Event Horizon - paintings by Odili Donald Odita (Nigeria)
Since his last solo exhibition in Cape Town in 2008, Odita has created large murals at the US Mission to the United Nations in 2010; the New Orleans Museum of Art and the Kiasma Museum of Contemporary Art, Helsinki, in 2011; and a stained-glass installation in the 20th Avenue subway station in New York in 2012. These site-specific installations are three-dimensional counterparts to his paintings on canvas, and together they reveal the development of Odita's life-long meditation on colour.
Zombie Babylon - paintings by Conrad Botes
For this exhibition Botes continues his recent series of paintings on canvas while also showing his distinctive reverse-glass paintings, sculptures and drawings. The paintings on this show have evolved from the religious imagery he presented at his last exhibition at the gallery in Cape Town. Over the past few months he has also been fascinated by the optical effects of colour, and has created paintings that pulsate with a psychedelic intensity. The result is an unlikely and unexpected presentation of iconic images. Another series of paintings features horrifying imagery, yet rendered in beautiful and optical colours that simultaneously seduce and repulse, reminding us of how our perceptions are influenced by colour.

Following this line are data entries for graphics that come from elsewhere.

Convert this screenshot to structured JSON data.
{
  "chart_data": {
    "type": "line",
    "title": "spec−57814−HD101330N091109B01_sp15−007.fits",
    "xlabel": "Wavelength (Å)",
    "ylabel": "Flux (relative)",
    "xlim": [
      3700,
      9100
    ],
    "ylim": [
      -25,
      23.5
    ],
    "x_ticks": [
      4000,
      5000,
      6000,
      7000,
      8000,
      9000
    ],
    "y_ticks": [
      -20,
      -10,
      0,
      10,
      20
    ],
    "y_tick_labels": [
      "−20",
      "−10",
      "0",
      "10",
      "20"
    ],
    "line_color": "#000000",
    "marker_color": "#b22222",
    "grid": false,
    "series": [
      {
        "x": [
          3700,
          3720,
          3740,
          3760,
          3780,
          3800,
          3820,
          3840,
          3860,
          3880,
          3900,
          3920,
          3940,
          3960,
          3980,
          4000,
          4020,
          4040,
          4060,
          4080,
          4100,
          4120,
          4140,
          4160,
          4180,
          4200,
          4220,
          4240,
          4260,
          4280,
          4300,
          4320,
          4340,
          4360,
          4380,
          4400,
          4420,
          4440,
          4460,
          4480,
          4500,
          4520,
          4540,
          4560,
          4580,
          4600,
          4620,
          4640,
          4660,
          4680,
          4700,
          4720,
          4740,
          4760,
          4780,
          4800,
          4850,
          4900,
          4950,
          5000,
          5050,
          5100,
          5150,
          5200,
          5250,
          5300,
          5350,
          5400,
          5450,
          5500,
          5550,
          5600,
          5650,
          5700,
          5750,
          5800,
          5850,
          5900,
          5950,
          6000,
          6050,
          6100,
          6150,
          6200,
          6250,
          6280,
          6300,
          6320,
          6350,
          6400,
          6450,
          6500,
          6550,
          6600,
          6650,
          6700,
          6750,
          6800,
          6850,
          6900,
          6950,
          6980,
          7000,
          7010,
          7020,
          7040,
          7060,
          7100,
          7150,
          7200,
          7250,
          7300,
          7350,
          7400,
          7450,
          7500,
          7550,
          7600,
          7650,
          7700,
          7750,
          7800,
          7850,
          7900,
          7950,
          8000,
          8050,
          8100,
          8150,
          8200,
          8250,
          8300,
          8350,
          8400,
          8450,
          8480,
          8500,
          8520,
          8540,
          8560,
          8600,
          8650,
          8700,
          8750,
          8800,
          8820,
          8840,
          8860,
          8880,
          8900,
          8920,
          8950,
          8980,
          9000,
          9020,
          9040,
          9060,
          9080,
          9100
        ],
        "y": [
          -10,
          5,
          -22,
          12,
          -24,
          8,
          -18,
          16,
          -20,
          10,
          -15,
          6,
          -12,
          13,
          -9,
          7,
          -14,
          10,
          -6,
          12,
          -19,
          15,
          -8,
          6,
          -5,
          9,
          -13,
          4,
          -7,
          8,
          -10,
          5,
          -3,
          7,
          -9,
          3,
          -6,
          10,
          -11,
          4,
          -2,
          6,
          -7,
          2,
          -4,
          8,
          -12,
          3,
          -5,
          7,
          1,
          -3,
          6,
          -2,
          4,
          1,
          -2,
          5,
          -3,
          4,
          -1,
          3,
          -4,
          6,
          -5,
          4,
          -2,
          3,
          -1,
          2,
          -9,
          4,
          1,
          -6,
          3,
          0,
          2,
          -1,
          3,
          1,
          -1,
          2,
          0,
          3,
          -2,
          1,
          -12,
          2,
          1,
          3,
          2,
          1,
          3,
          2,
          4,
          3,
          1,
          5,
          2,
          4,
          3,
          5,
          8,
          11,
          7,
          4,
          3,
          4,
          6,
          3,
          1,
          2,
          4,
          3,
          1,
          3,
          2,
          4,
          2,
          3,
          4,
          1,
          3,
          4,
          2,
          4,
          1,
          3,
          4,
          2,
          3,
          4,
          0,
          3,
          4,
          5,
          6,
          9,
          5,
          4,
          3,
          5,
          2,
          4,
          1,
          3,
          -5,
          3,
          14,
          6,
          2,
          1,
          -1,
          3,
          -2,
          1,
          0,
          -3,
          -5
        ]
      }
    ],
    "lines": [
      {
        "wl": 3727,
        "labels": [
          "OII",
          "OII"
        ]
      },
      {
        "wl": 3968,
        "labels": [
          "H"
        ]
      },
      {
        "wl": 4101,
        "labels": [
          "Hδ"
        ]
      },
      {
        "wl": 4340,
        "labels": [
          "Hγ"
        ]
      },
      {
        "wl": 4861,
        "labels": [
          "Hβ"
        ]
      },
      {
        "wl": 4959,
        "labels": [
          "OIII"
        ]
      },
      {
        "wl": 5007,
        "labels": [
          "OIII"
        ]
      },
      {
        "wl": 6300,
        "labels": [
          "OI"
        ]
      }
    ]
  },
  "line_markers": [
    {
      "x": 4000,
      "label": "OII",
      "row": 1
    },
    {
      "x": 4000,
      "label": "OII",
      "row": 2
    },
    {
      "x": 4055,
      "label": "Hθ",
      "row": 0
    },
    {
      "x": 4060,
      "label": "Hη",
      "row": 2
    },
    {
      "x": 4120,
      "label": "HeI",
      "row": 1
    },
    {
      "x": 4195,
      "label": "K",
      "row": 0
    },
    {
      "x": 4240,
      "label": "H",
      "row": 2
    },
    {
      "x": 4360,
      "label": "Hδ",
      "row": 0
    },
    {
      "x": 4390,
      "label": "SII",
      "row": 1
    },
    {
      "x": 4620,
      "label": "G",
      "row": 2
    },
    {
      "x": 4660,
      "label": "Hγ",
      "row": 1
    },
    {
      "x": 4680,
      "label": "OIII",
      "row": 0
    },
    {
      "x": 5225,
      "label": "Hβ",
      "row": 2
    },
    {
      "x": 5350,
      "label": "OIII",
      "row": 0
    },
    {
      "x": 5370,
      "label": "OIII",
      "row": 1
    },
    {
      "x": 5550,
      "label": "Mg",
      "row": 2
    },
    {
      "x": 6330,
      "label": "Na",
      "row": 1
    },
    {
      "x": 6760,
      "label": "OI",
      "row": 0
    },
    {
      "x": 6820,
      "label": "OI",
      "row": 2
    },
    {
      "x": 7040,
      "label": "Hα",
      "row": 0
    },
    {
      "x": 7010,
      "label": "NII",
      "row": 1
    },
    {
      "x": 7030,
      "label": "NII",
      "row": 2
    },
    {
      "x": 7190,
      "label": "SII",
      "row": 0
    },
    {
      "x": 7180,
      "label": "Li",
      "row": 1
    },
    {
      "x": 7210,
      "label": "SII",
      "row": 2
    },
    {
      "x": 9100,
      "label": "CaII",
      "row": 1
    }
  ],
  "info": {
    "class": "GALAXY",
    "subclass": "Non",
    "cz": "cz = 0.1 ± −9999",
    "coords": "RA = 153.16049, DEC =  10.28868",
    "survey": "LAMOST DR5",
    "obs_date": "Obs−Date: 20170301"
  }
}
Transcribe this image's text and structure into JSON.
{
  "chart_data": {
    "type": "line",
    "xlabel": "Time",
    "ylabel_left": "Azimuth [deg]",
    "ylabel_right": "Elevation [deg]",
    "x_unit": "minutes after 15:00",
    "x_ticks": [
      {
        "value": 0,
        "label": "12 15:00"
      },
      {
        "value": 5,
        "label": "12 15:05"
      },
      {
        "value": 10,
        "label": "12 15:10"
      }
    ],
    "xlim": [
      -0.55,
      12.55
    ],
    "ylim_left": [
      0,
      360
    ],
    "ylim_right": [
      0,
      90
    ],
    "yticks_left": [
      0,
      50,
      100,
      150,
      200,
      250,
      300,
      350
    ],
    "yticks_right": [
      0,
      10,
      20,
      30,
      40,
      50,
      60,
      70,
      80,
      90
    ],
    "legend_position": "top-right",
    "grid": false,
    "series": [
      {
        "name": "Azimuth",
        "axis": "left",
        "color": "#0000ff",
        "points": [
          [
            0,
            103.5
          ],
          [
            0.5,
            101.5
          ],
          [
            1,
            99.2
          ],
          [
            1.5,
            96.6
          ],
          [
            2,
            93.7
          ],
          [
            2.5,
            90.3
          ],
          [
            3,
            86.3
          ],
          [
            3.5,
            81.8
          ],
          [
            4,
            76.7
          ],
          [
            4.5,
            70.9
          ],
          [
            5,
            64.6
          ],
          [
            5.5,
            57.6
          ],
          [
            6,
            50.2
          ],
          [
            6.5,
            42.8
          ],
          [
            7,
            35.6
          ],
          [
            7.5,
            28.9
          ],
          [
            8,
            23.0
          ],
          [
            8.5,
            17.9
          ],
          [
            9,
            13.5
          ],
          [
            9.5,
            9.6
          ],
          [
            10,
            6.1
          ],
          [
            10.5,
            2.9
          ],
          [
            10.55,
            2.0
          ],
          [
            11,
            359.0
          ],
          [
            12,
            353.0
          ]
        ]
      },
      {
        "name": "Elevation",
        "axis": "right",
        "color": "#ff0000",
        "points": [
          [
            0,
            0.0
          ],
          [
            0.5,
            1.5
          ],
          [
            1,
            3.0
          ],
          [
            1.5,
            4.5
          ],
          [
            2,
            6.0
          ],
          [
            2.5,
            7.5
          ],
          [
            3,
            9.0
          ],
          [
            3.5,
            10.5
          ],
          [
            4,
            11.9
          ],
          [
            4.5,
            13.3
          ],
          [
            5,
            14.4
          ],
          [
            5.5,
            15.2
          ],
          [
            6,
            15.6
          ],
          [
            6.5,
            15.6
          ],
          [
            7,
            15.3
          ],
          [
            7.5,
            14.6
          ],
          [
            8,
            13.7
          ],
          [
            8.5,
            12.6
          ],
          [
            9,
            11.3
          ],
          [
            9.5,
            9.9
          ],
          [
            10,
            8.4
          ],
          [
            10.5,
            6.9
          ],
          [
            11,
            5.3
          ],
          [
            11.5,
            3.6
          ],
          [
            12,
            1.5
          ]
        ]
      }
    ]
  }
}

Mumbo Jumbo - paintings by Michael Taylor
Taylor has chosen to approach this exhibition as a playful exercise in describing the landscape of his personal ‘island’. Not only is this body of work a return to large-scale drawing for Taylor, but also, a return to using narrative as a starting point for the image-making process. Devising a story, in the form of a poem, and working with a select number of preconceived titles, Taylor attempts to create a familiar metaphor for which to make drawings. The narrative shifts simultaneously between two chief protagonists - the hero, Mickey, and his ego, the island. Diving between character sketches the pictures illustrate an uncanny likeness of the two subjects.